Reformulated categorical imperative by Habermas (D): “Only those norms can claim to be valid
that meet (or could meet) with the approval of all affected in their capacity as participants in a
practical discourse” (P. 61) and the derived moral principle, the principle of universalization
(U). “(U) states that norm is valid in and only if “all affected can accept the consequences and
the side effects its general observance can be anticipated to have for the satisfaction of
everyone’s interests.”

“The discourse principle provides an answer to the predicament in which the members of any
moral community find themselves when, in making the transition to a modern, pluralistic
society, the find themselves faced with the dilemma that though they still argue with reasons
about moral judgements and beliefs, their substantive background consensus on the
underlying moral norms has been shattered (IO, 39).” (P. 63) This presupposes the
incompatibility between traditional consensus and practical reason. Traditions may have as a
source some practicity, especially when talking about production and technology, obviously
not when tradition is an instance of domination or oppression.

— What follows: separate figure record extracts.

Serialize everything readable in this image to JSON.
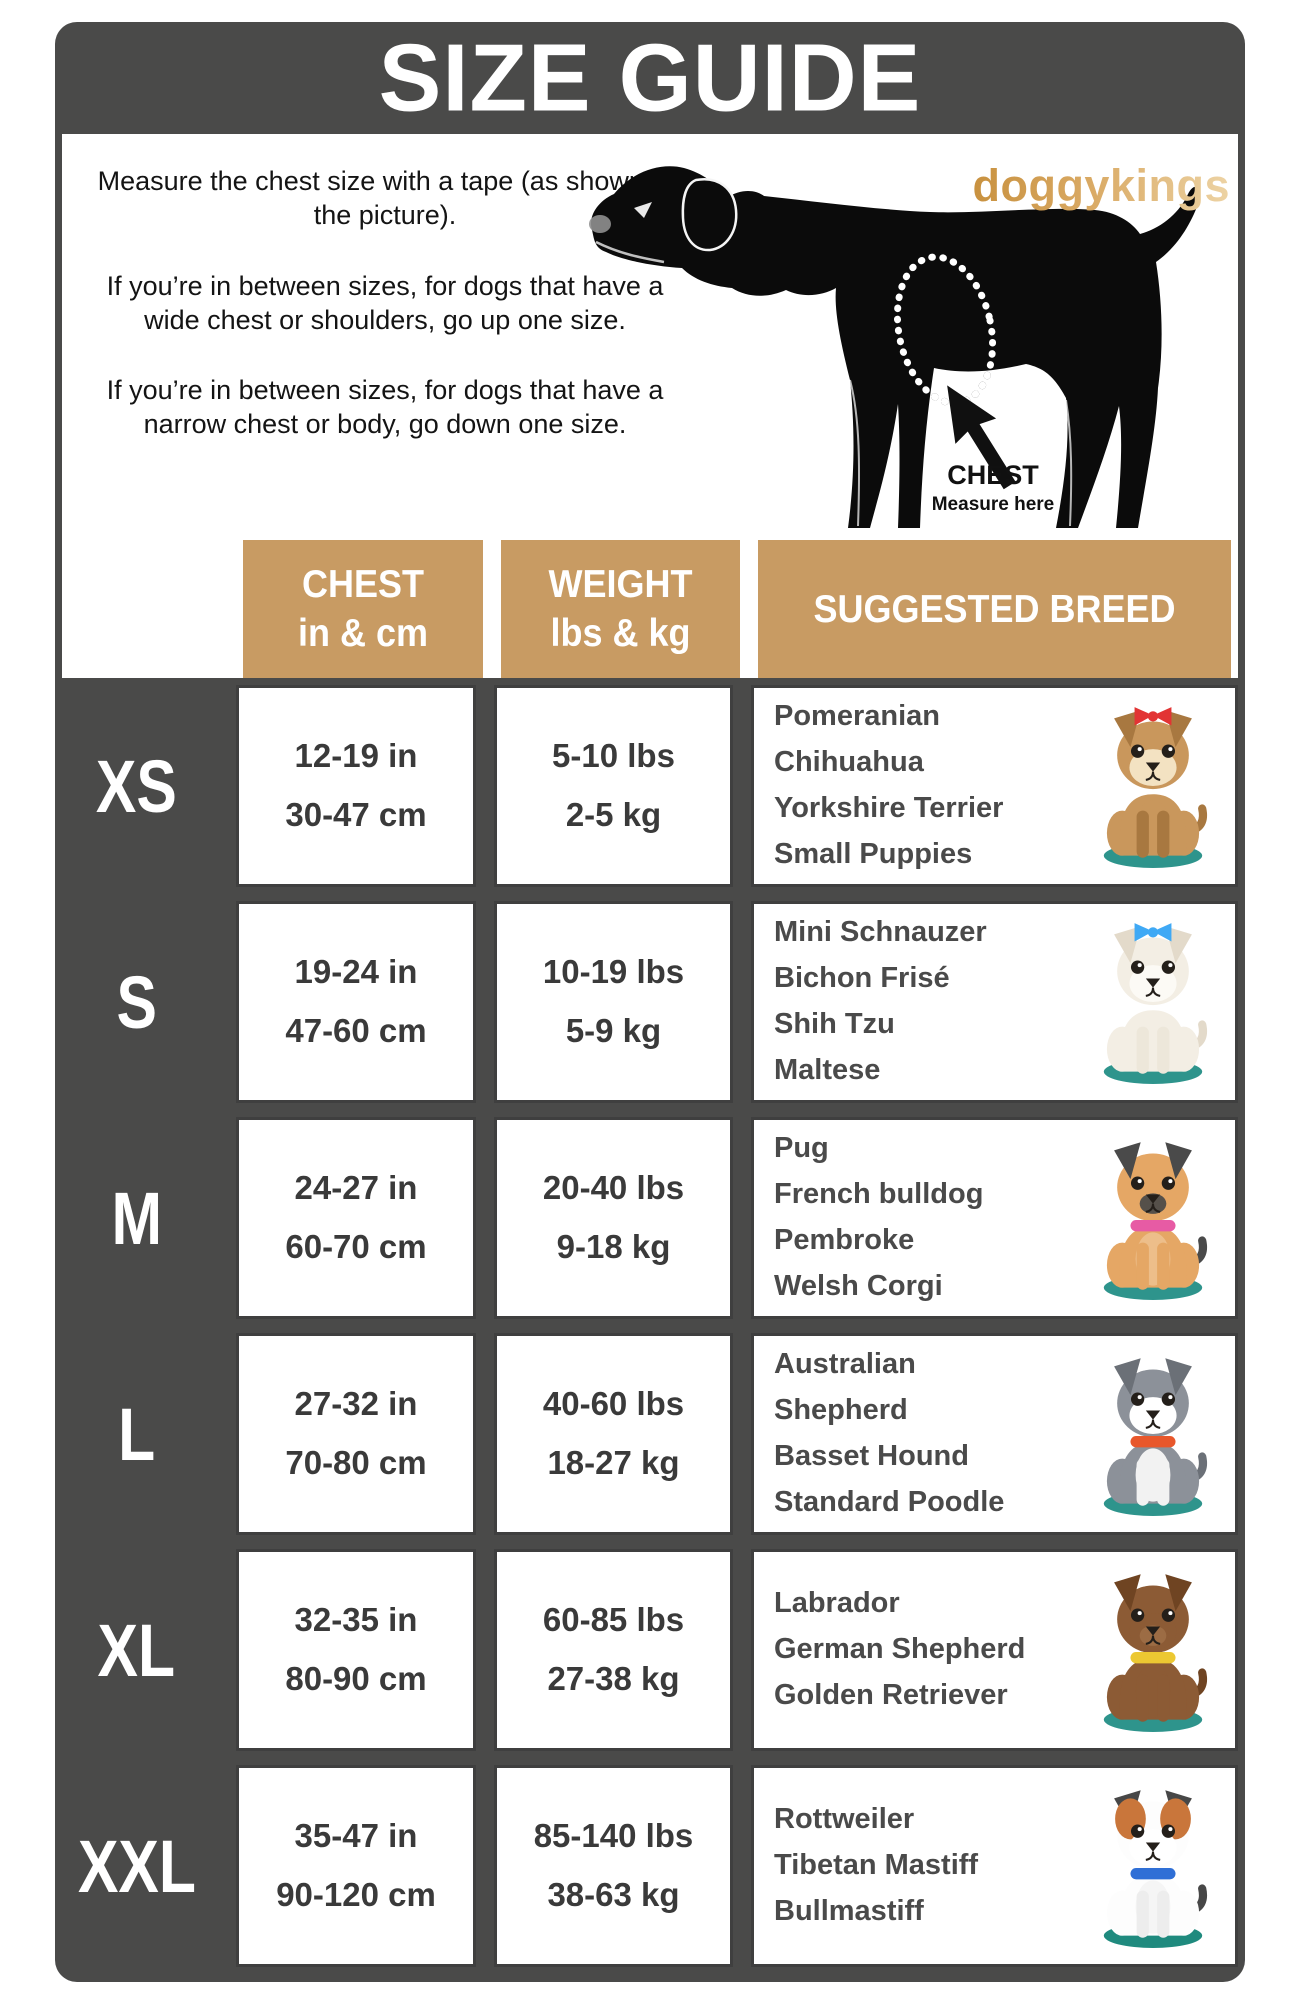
{
  "title": "SIZE GUIDE",
  "brand": "doggykings",
  "instructions": {
    "p1": "Measure the chest size with a tape (as shown in the picture).",
    "p2": "If you’re in between sizes, for dogs that have a wide chest or shoulders, go up one size.",
    "p3": "If you’re in between sizes, for dogs that have a narrow chest or body, go down one size."
  },
  "diagram": {
    "chest_label": "CHEST",
    "measure_label": "Measure here"
  },
  "colors": {
    "panel_gray": "#4A4A49",
    "header_tan": "#C89B63",
    "cell_border": "#3F3F3F",
    "measure_text": "#3A3A3A",
    "breed_text": "#4A4A4A",
    "logo_gradient_start": "#C8913F",
    "logo_gradient_end": "#EDD3A4"
  },
  "table": {
    "headers": [
      {
        "line1": "CHEST",
        "line2": "in & cm"
      },
      {
        "line1": "WEIGHT",
        "line2": "lbs & kg"
      },
      {
        "line1": "SUGGESTED BREED",
        "line2": ""
      }
    ],
    "rows": [
      {
        "size": "XS",
        "chest_in": "12-19 in",
        "chest_cm": "30-47 cm",
        "weight_lbs": "5-10 lbs",
        "weight_kg": "2-5 kg",
        "breeds": [
          "Pomeranian",
          "Chihuahua",
          "Yorkshire Terrier",
          "Small Puppies"
        ],
        "dog": {
          "icon": "yorkshire-terrier-illustration",
          "accessory": "bow",
          "accessory_color": "#E23434",
          "body": "#C9975C",
          "ear": "#A87840",
          "face": "#F3E2C2",
          "muzzle": "#F3E2C2",
          "chest": "#C9975C",
          "legs": "#A87840",
          "base": "#2E948C",
          "head_patch": ""
        }
      },
      {
        "size": "S",
        "chest_in": "19-24 in",
        "chest_cm": "47-60 cm",
        "weight_lbs": "10-19 lbs",
        "weight_kg": "5-9 kg",
        "breeds": [
          "Mini Schnauzer",
          "Bichon Frisé",
          "Shih Tzu",
          "Maltese"
        ],
        "dog": {
          "icon": "maltese-illustration",
          "accessory": "bow",
          "accessory_color": "#3FA9F5",
          "body": "#F3EEE4",
          "ear": "#E3DACA",
          "face": "#FCFAF5",
          "muzzle": "#FCFAF5",
          "chest": "#F3EEE4",
          "legs": "#EDE7DA",
          "base": "#2E948C",
          "head_patch": ""
        }
      },
      {
        "size": "M",
        "chest_in": "24-27 in",
        "chest_cm": "60-70 cm",
        "weight_lbs": "20-40 lbs",
        "weight_kg": "9-18 kg",
        "breeds": [
          "Pug",
          "French bulldog",
          "Pembroke",
          "Welsh Corgi"
        ],
        "dog": {
          "icon": "pug-illustration",
          "accessory": "collar",
          "accessory_color": "#E75BA4",
          "body": "#E5A765",
          "ear": "#4A4A4A",
          "face": "#E5A765",
          "muzzle": "#55504A",
          "chest": "#EDBE8A",
          "legs": "#E5A765",
          "base": "#2E948C",
          "head_patch": ""
        }
      },
      {
        "size": "L",
        "chest_in": "27-32 in",
        "chest_cm": "70-80 cm",
        "weight_lbs": "40-60 lbs",
        "weight_kg": "18-27 kg",
        "breeds": [
          "Australian",
          "Shepherd",
          "Basset Hound",
          "Standard Poodle"
        ],
        "dog": {
          "icon": "husky-illustration",
          "accessory": "collar",
          "accessory_color": "#E8572B",
          "body": "#8C9199",
          "ear": "#6B7077",
          "face": "#FFFFFF",
          "muzzle": "#FFFFFF",
          "chest": "#F2F2F2",
          "legs": "#F2F2F2",
          "base": "#2E948C",
          "head_patch": ""
        }
      },
      {
        "size": "XL",
        "chest_in": "32-35 in",
        "chest_cm": "80-90 cm",
        "weight_lbs": "60-85 lbs",
        "weight_kg": "27-38 kg",
        "breeds": [
          "Labrador",
          "German Shepherd",
          "Golden Retriever"
        ],
        "dog": {
          "icon": "labrador-illustration",
          "accessory": "collar",
          "accessory_color": "#ECC832",
          "body": "#8C5B35",
          "ear": "#6F4422",
          "face": "#8C5B35",
          "muzzle": "#9C6C44",
          "chest": "#8C5B35",
          "legs": "#8C5B35",
          "base": "#2E948C",
          "head_patch": ""
        }
      },
      {
        "size": "XXL",
        "chest_in": "35-47 in",
        "chest_cm": "90-120 cm",
        "weight_lbs": "85-140 lbs",
        "weight_kg": "38-63 kg",
        "breeds": [
          "Rottweiler",
          "Tibetan Mastiff",
          "Bullmastiff"
        ],
        "dog": {
          "icon": "saint-bernard-illustration",
          "accessory": "collar",
          "accessory_color": "#2F6FD6",
          "body": "#FDFDFD",
          "ear": "#474747",
          "face": "#FFFFFF",
          "muzzle": "#FFFFFF",
          "chest": "#F5F5F5",
          "legs": "#EDEDED",
          "base": "#1F8A7E",
          "head_patch": "#C9763B"
        }
      }
    ]
  }
}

(D) and (U) can always be pointed out as Eurocentric inasmuch (D) relies in reason and validity
—in contrast to power/force biased traditional worldviews—which is a trait, according to
Habermas, of a posttraditional, modern society. This underpins Habermas’s theory of
modernity as contextualist.
The contribution of “universal epistemological resources” brought by Europe, in spite of
yielding “rationality” in various spheres of social systems (control of nature, bureaucratic
power, capitalist economies, etc.) and therefore “civilization” to the world, this order or
status-quo is the continuation of events that brought reason to existence: domination,
oppression and colonization. As such, this order requires the fulfilment of the imperatives that
the instituted social systems impose: the continuation of domination and neo-colonialization
of the peripheries.

COMMENT: The so called “indubitable” instances of historical progress can easily be


questioned by the scandalous ways in which Latin American countries have instituted such
instantiations in a formal way, but which completely fail to fulfil the purpose of their
institution. Bureaucracy often can be anything but instrumental, positive law is blatantly
stepped over, phenomena that speak of the contingency of rational morality.